Greatbatch executives said the restructuring would save the company about $7 million to $7.7 million a year, partly by eliminating positions that will become redundant by merging the business units. The company has been increasing its focus in recent years on developing its own line of medical devices, as well as more complex systems, rather than individual components. The medical products unit generates about 88 percent of the company’s revenues.

“It’s a unified Greatbatch now,” said Christopher F. Knospe, a company spokesman. “It’s a way for us to focus on our commercialization opportunities and our future growth.”

While Knospe said the company has not yet determined how many jobs would be eliminated through the restructuring, Greatbatch said in a filing with the Securities and Exchange Commission that it expects to pay $2.9 million to $3.2 million in severance and termination benefits to employees who lose their jobs because of the realignment.

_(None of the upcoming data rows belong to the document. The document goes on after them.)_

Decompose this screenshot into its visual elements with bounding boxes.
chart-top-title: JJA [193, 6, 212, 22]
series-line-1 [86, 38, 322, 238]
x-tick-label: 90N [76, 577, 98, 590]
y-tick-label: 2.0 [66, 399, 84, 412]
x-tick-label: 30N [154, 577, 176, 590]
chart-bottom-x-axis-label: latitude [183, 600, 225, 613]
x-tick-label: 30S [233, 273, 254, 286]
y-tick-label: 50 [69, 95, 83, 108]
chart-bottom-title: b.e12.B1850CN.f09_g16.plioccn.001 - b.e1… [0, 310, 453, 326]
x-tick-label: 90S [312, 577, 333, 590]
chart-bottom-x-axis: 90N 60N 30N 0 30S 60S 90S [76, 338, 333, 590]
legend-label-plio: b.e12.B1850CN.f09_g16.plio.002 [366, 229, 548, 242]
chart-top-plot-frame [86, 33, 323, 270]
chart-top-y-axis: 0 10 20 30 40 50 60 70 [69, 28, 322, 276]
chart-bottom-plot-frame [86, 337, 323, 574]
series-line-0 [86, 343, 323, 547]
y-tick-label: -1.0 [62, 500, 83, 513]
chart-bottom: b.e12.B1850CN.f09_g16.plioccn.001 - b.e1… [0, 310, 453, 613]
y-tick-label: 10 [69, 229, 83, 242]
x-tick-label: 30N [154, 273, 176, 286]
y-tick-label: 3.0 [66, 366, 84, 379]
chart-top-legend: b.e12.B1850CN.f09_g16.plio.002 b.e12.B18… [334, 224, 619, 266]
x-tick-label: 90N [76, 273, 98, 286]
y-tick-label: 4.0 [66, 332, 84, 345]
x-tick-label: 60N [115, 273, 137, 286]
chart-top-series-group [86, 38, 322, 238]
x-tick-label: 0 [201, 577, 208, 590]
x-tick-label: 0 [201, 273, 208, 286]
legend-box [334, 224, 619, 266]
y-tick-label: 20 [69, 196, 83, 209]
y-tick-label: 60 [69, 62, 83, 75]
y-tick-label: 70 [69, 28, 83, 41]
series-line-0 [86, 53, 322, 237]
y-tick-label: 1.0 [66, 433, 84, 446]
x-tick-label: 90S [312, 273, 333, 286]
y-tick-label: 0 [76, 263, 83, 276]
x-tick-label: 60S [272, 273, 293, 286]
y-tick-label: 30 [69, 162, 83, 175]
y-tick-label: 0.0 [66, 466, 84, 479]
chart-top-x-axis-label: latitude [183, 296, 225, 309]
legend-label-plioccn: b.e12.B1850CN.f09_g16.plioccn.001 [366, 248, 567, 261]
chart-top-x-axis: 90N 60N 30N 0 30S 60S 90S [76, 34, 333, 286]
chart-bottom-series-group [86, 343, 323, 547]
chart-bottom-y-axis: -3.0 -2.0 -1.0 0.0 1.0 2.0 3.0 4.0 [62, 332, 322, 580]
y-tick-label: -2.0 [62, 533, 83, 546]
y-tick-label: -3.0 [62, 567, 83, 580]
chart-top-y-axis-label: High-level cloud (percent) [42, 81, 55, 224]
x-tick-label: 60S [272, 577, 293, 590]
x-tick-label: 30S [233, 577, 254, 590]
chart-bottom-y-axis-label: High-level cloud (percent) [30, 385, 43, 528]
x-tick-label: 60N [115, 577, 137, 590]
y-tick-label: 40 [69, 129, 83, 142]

This could mean that job losses would involve a few dozen positions across Greatbatch’s operations, which include about 650 positions at its facilities in Clarence and Alden, and about 3,300 jobs nationwide.

Greatbatch executives said the restructuring will help make the company more profitable, prompting the firm to hike its earnings forecast for this year to between $2 and $2.05 per share, after adjusting for one-time expenses. That’s up from its previous guidance of $1.90 to $2 per share. Analysts were expecting Greatbatch’s adjusted earnings per share to reach $1.96 this year.

Those earnings forecasts, however, do not include the $4.2 million to $5 million that the restructuring is expected to cost the company this year, including an estimated $1.3 million to $1.8 million for travel, recruiting and relocation expenses.

Knospe said that none of the company’s high-ranking executives are expected to move to the company’s year-old headquarters in suburban Dallas as a result of the realignment.

As part of the restructuring, Greatbatch named Dallas-based Mauricio Arellano, who had been president of the company’s medical business, to a new post as executive vice president of global operations. Susan M. Bratton, who ran Greatbatch’s commercial battery business in Massachusetts, will become the company’s executive vice president for business development.